As I write today we are nearing the end of a short break in Perthshire. Andy is at respite and has been on my mind on and off. The normal guilt around going away has been dulled somewhat by sheer tiredness and Jen and I have been spelling each other to allow plenty of additional naps.
I had just awoke after another short afternoon snooze and as I made a cuppa I felt a little disoriented. I am a little ashamed to say I was experiencing mixed feelings about coming to the end of our break. Tomorrow life would return to normal and normal has been hard of recent much as I miss my precious boy.
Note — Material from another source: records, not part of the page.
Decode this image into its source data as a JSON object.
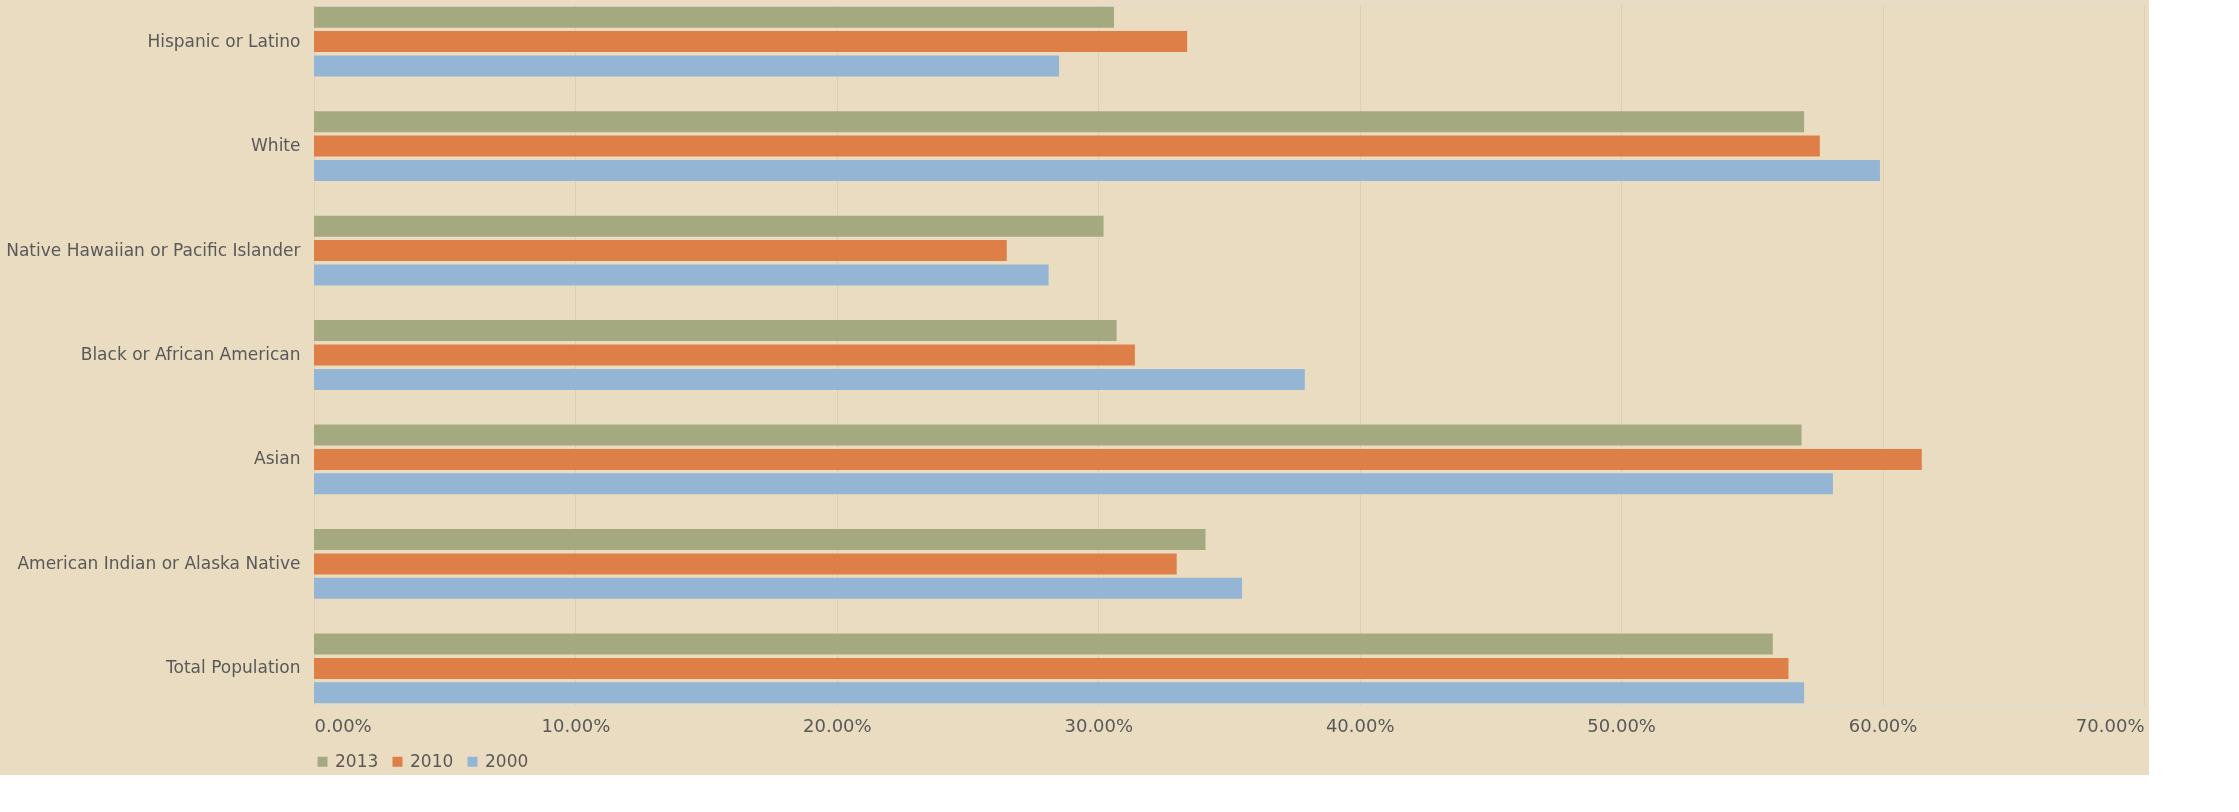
{
  "chart_data": {
    "type": "bar",
    "orientation": "horizontal",
    "categories": [
      "Hispanic or Latino",
      "White",
      "Native Hawaiian or Pacific Islander",
      "Black or African American",
      "Asian",
      "American Indian or Alaska Native",
      "Total Population"
    ],
    "series": [
      {
        "name": "2013",
        "color": "#a5a97f",
        "values": [
          30.6,
          57.0,
          30.2,
          30.7,
          56.9,
          34.1,
          55.8
        ]
      },
      {
        "name": "2010",
        "color": "#de7f48",
        "values": [
          33.4,
          57.6,
          26.5,
          31.4,
          61.5,
          33.0,
          56.4
        ]
      },
      {
        "name": "2000",
        "color": "#95b5d4",
        "values": [
          28.5,
          59.9,
          28.1,
          37.9,
          58.1,
          35.5,
          57.0
        ]
      }
    ],
    "xlim": [
      0,
      70
    ],
    "xticks": [
      {
        "value": 0,
        "label": "0.00%"
      },
      {
        "value": 10,
        "label": "10.00%"
      },
      {
        "value": 20,
        "label": "20.00%"
      },
      {
        "value": 30,
        "label": "30.00%"
      },
      {
        "value": 40,
        "label": "40.00%"
      },
      {
        "value": 50,
        "label": "50.00%"
      },
      {
        "value": 60,
        "label": "60.00%"
      },
      {
        "value": 70,
        "label": "70.00%"
      }
    ],
    "grid": "x",
    "legend": "bottom"
  }
}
As the lodge was quiet I took my cup of tea through to the television – a novelty to be honest. Today’s day time offering featured Aled Jones hosting a show about a family who had four beautiful girls, one of whom had quite severe disabilities. The other girls and mum were clearly very devoted to their family and specifically their sisters needs. The young woman with the disability had the most beautiful smile and was so clearly happy and secure despite the challenges she faced. As I sipped my tea I realised that the program was actually about a philanthropist who wanted to help the family. Mum explained that her daughter had really benefited from having a loan of a day chair that could be moved and allowed her to relax with her sisters in front on their television or to participate in social occasions. The cost of this essential piece of furniture? Less than £2000 and happily the good soul purchased it for the family. It never helped my conflicted emotions about living with disability though. It felt bittersweet. The family and young woman in particular were clearly delighted but why were these inspiring people having to rely on charity for such an essential piece of equipment? How much would the type of care being provided cost a health authority ? Why was there no state provision for equipment that allowed this young woman a basic human right to ordinary family life?
These feelings drive me to want to keep challenging. As carers we accept life is different in many ways. The desire to ensure the powers that be keep their end of the bargain will always be a struggle. These thoughts I realise have strengthened my resolve and I can’t wait to see my precious boy tomorrow.